Stephen Palmer Gosh, where do I begin… Well, this year I wrote a brand new novel set in the same world as a short story I wrote for Allen Ashley’s Where Are We Going? anthology. I resisted the temptation to write this novel for a week or so at the start of the summer holiday, but the lure was too great. It’s called Hairy London and it’s very surreal. I had more fun writing it than I can tell you! Then last year I wrote Humani, which is set 800 million years in Earth’s future and which has the existence or nonexistence of souls as its theme. Humani was the first new novel I wrote after a bit of a break, and it is currently sitting on my computer with no destination. I think it’s one of the best things I’ve ever written. Ironically, my cat, who died a week after I completed it, was, in a way, the inspiration for it, as well as the reason it got written so intensively. I also have twin novellas Goodbye Earth/Hello Earth, which are currently being considered by Ian Whates of NewCon Press.
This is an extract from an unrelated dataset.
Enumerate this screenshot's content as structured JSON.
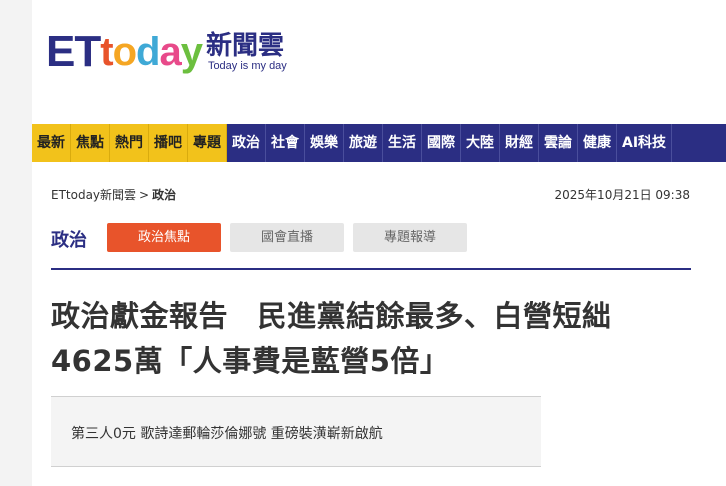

These are very much in my environmental SF style, and look at how human beings might interact with nature in the near and far future. Then there is the second and final Urbis book, called Astra Gaia, which details what Gularvhen does after his conceptual victory over Amargoidara, Sukhtaya and Dezisserine. I’ve also got dark fantasy, alternate/historical fantasy, young adult and a children’s novel on my computer. All without a home.
sffchronicles Would it horrify you or please you if one of your stories were made into a movie or television series?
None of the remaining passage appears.